Since my operation I have been attack free for just over 1 year but my deja vu's have increased a lot, I have met people I've never met before and when they've started a conversation I can finish the story and tell them what they are about to tell me. Just last week I went out with a friend and a few more people and whilst everyone was in conversation I was just sat there blown away because I just felt I'd been there before in the past. I feel as though I'm re-living life again but this time making the opposite decision to what I would of made in the previous life to see the outcome. This is exactly how you describe it in your lecture. All the time I keep changing the future for myself but another me follows the other path. The weird thing is I know that even if I committed suicide I would wake up again as if nothing had happened.

I also have heightened senses. I can have my music on really loudly in my bedroom but if my mother is talking about me in the kitchen something in me hears this and I am aware of every word. It is as if somebody has moved a hifi speaker much closer to me. I can also sometimes focus my vision onto distant objects and 'zoom in'.

I feel that the reality I see around me is an illusion - just like the Jim Carrey character discovers in the movie "The Truman Show". I had always felt this but it is even stronger since my operation. My deja vu sensations prove this to me. Last week I was watching the Everton game on TV with a group of friends. I had a weird deja vu like feeling and I told them that Everton would be beaten 2-0. It may have been coincidence (which I know it was not) but that was the correct score.

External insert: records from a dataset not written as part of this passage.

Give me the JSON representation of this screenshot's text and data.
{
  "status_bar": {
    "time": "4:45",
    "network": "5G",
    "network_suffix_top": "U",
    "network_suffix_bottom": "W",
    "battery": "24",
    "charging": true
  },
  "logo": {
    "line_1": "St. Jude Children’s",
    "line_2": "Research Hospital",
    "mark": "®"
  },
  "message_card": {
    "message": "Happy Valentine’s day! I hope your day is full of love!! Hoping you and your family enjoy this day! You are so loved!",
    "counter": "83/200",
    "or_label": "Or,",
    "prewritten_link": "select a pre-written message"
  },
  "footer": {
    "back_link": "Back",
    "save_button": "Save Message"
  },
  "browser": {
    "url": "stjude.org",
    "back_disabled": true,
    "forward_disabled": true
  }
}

There is a video by one of my favourite bands (Chicane). It really defines exactly how I feel about the world. It is as if there is a hidden pattern to everything and my epilepsy helps me see it - but just as in the video, I am mostly in a state of confusion, the meaning becomes clear when something else happens. I know that I have experienced these things before. My deja vus are memories of the last time I lived this life. I am going round and round as the guy is in the video.

(link: http://www.youtube.com/watch?v=z7jZ1zaH6IA)

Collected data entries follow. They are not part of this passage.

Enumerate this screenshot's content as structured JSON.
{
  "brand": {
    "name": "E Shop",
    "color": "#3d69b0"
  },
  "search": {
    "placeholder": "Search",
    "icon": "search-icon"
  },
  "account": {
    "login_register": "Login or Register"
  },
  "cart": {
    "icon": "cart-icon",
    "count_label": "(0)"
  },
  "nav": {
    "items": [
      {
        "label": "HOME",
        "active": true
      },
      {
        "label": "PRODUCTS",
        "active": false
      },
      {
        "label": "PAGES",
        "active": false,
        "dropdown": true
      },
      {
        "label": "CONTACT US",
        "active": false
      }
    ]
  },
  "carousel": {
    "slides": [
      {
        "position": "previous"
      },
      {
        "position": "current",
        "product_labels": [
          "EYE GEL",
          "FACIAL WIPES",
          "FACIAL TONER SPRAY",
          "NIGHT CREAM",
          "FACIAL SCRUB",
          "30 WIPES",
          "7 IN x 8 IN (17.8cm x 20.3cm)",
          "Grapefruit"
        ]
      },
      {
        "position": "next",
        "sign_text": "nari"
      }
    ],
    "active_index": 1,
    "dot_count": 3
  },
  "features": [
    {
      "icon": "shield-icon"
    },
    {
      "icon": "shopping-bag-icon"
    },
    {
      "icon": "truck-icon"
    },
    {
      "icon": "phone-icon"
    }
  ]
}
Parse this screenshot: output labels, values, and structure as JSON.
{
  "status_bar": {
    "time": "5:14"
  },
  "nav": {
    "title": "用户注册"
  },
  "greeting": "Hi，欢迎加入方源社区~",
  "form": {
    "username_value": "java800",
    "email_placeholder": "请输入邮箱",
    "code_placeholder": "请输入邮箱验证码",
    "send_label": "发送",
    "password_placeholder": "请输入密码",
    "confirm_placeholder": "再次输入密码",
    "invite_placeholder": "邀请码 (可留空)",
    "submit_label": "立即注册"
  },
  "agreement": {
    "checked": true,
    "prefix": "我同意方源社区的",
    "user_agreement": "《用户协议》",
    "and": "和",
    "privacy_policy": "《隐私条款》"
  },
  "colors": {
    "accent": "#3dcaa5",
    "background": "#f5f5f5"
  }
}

I met Anthony on Friday and after discussing my experiences and his theory I know that he is suggesting something of profound importance - I know because I am living his theory every day. For me his 'Cheating The Ferryman' explains everything that is happening to me.

5 comments:

Hurlyburly said...

Welcome to the board, outstanding post. You describe the little things that convince us of Tony's very convincingly and i have complete faith that what you're saying is true. I'm sure your perspective will be very appreciated and enjoyed here.

Dreamer said...

Wow, what an amazing story. I imagine it must be both a blessing and a curse to experience the world the way you do. It must be confusing, overwhelming, and very trying, but at the same time way beyond what most of us are capable of -- enlightening. (I guess you could call it a gift? Maybe not always a welcome one!)

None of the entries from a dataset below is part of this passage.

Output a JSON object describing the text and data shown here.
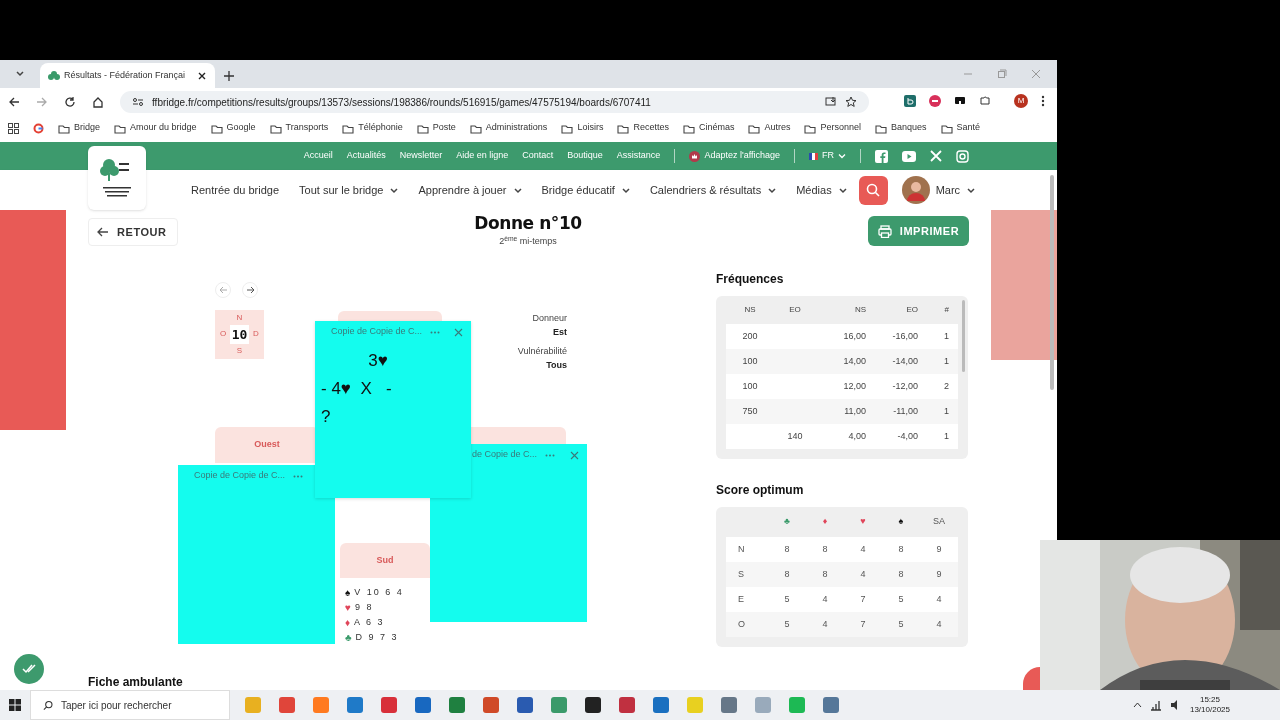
{
  "browser": {
    "tab_title": "Résultats - Fédération Françai",
    "url": "ffbridge.fr/competitions/results/groups/13573/sessions/198386/rounds/516915/games/47575194/boards/6707411",
    "bookmarks": [
      "Bridge",
      "Amour du bridge",
      "Google",
      "Transports",
      "Téléphonie",
      "Poste",
      "Administrations",
      "Loisirs",
      "Recettes",
      "Cinémas",
      "Autres",
      "Personnel",
      "Banques",
      "Santé"
    ],
    "profile_initial": "M"
  },
  "site": {
    "top_links": [
      "Accueil",
      "Actualités",
      "Newsletter",
      "Aide en ligne",
      "Contact",
      "Boutique",
      "Assistance"
    ],
    "display_toggle": "Adaptez l'affichage",
    "language": "FR",
    "main_nav": [
      "Rentrée du bridge",
      "Tout sur le bridge",
      "Apprendre à jouer",
      "Bridge éducatif",
      "Calendriers & résultats",
      "Médias"
    ],
    "user": "Marc"
  },
  "board": {
    "back": "RETOUR",
    "title": "Donne n°10",
    "subtitle": "2$^{ème}$ mi-temps",
    "print": "IMPRIMER",
    "compass": {
      "north": "N",
      "south": "S",
      "west": "O",
      "east": "D",
      "number": "10"
    },
    "dealer_label": "Donneur",
    "dealer": "Est",
    "vulnerability_label": "Vulnérabilité",
    "vulnerability": "Tous",
    "west_title": "Ouest",
    "south_title": "Sud",
    "south_cards": [
      {
        "suit": "♠",
        "color": "#111111",
        "cards": "V 10 6 4"
      },
      {
        "suit": "♥",
        "color": "#e0455a",
        "cards": "9 8"
      },
      {
        "suit": "♦",
        "color": "#e0455a",
        "cards": "A 6 3"
      },
      {
        "suit": "♣",
        "color": "#3a9a6a",
        "cards": "D 9 7 3"
      }
    ]
  },
  "sticky_notes": [
    {
      "title": "Copie de Copie de C...",
      "closable": false
    },
    {
      "title": "de Copie de C...",
      "closable": true
    },
    {
      "title": "Copie de Copie de C...",
      "closable": true,
      "lines": [
        "          3♥",
        "- 4♥  X   -",
        "?"
      ]
    }
  ],
  "frequences": {
    "title": "Fréquences",
    "columns": [
      "NS",
      "EO",
      "NS",
      "EO",
      "#"
    ],
    "rows": [
      [
        "200",
        "",
        "16,00",
        "-16,00",
        "1"
      ],
      [
        "100",
        "",
        "14,00",
        "-14,00",
        "1"
      ],
      [
        "100",
        "",
        "12,00",
        "-12,00",
        "2"
      ],
      [
        "750",
        "",
        "11,00",
        "-11,00",
        "1"
      ],
      [
        "",
        "140",
        "4,00",
        "-4,00",
        "1"
      ]
    ]
  },
  "score_optimum": {
    "title": "Score optimum",
    "columns": [
      {
        "kind": "blank"
      },
      {
        "label": "♣",
        "color": "#3a9a6a"
      },
      {
        "label": "♦",
        "color": "#e0455a"
      },
      {
        "label": "♥",
        "color": "#e0455a"
      },
      {
        "label": "♠",
        "color": "#111111"
      },
      {
        "label": "SA"
      }
    ],
    "rows": [
      [
        "N",
        "8",
        "8",
        "4",
        "8",
        "9"
      ],
      [
        "S",
        "8",
        "8",
        "4",
        "8",
        "9"
      ],
      [
        "E",
        "5",
        "4",
        "7",
        "5",
        "4"
      ],
      [
        "O",
        "5",
        "4",
        "7",
        "5",
        "4"
      ]
    ]
  },
  "fiche_title": "Fiche ambulante",
  "taskbar": {
    "search_placeholder": "Taper ici pour rechercher",
    "time": "15:25",
    "date": "13/10/2025"
  }
}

I hope you don't find my comments presumptuous -- I really have no idea what it must be like to go through what you've been through.

I'm glad you've discovered Cheating the Ferryman, and I hope it helps you make sense of your experiences. Again -- wow.

Karl Le Marcs said...

Daza Vu;
welcome indeed, and thank you for such a deeply personally and equally wonderous post. I genuinely believe we are collectively delving deeper into the realities of consciousness than ever before, and I hope that continued posts from yourself (and your comments on other bloggers posts of course) will help contribute further to this esoteric journey we are sharing.

SM Kovalinsky said...

Yes, I agree with everyone above: This post is stunning in that it is deeply personal yet has meaning and ramifications for the collective psyche of mankind. And it strengthen and enhances the CTF theory wonderfully. As Dreamer stated above , it must be at once a blessing and a cross to bear to perceive the world as you do. But please do keep telling us about it, and thank you, truly.

johar said...

Daza,

I can only echo what everyone above has said, an amazing post, it gives me hope.
I hope you are coping OK with with the life you have.